Logistic Regression Analysis
Now to the most interesting part → Conducting a regression analysis to find out which factors influence churn.
I used logistic regression, a simple and efficient ML algorithm to predict a binary outcome (in this case, whether a customer churns or not) based on a given set of independent variables.
Might be worth trying out other methods too, up to you.
The outcome (dependent variable) was coded 0 (didn’t churn) and 1 (churned) in the last column of the data set called “Churn”.
Since we don't want to bother with interpreting statistical numbers we are not familiar with, we ask for an interpretation of the results and advice on possible measures.
Doesn't look that bad, does it?

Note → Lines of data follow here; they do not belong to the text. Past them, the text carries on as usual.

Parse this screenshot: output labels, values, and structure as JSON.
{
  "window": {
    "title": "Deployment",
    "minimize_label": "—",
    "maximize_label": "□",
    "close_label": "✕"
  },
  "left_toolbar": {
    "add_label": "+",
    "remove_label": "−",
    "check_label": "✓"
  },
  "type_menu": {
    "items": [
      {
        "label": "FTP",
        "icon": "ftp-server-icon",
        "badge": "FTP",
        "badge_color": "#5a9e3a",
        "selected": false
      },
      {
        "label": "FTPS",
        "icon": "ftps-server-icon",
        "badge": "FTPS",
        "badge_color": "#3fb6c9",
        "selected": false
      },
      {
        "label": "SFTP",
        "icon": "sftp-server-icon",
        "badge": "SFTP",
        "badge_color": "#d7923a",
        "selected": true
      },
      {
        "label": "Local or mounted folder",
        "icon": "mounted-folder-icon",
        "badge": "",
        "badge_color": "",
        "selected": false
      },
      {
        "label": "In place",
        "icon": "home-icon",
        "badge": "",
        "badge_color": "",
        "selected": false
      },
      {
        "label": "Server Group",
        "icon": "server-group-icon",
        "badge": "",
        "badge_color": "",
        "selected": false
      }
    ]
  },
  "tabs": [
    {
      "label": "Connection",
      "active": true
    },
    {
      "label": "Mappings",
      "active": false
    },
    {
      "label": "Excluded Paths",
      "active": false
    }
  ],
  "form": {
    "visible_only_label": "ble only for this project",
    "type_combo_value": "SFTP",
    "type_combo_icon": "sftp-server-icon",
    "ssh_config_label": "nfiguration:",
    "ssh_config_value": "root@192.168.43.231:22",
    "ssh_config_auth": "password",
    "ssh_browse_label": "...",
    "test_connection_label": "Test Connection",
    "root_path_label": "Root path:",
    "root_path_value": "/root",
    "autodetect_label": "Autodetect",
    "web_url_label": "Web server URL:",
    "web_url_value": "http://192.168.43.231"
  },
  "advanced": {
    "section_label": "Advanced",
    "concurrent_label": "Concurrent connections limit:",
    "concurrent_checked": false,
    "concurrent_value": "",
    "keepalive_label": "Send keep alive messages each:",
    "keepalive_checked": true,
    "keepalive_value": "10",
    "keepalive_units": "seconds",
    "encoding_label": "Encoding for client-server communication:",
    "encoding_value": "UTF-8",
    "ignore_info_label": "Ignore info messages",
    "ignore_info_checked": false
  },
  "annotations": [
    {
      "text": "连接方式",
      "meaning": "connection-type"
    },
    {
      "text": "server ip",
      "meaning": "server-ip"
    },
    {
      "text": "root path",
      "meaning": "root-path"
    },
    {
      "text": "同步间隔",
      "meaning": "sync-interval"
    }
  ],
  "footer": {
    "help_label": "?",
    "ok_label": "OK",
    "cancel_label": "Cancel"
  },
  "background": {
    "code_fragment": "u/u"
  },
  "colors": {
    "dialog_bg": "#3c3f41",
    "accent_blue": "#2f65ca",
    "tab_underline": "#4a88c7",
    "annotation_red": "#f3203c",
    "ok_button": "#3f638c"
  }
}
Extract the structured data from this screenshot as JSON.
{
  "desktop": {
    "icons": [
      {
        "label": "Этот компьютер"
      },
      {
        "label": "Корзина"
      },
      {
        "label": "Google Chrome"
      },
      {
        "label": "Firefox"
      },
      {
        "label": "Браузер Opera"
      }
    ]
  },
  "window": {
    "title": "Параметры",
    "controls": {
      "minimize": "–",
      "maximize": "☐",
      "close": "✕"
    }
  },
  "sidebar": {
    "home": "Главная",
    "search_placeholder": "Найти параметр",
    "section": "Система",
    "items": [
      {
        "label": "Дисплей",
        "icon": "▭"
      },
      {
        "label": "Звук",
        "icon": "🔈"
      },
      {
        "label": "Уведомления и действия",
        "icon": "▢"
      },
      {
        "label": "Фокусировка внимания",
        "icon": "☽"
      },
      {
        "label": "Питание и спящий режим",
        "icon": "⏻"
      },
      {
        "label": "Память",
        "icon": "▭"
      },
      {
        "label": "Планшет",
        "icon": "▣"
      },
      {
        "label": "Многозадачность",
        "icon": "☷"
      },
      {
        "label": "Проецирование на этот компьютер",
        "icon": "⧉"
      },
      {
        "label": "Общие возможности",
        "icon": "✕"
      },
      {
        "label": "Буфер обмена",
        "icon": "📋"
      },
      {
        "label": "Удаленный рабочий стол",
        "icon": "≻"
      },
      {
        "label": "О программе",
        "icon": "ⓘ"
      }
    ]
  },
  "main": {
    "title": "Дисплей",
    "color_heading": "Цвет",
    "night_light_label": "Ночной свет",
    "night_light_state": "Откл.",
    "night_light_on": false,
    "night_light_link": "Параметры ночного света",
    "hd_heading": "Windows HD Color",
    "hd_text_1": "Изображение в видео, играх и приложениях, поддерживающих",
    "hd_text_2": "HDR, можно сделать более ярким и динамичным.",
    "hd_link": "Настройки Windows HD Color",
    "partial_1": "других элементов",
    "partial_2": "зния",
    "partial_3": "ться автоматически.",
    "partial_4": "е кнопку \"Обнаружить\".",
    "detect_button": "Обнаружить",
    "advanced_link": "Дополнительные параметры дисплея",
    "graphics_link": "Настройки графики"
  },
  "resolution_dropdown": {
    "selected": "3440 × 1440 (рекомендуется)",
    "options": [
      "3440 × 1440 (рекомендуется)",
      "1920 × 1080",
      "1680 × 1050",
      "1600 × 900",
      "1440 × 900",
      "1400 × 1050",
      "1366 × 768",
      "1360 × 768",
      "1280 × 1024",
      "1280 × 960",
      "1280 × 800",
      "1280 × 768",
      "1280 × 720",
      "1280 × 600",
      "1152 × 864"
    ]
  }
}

It shows at least some areas where improvements are possible and have the greatest impact.
Still, it's certainly not the best result to get out of it - just wanted to show you that it's worth playing around with.
By the way, what also works great is the analysis of SaaS transaction data (e.g. from Stripe). For example, you can do a proper cohort analysis relatively easily.
I'll write a separate post on this, but if you want to play around yourself, here's a sample dataset from Christoph Janz's blog post on cohort analysis.
If investors or acquirers now ask you for figures and you don't have them to hand, simply upload raw data to ChatGPT and start asking questions.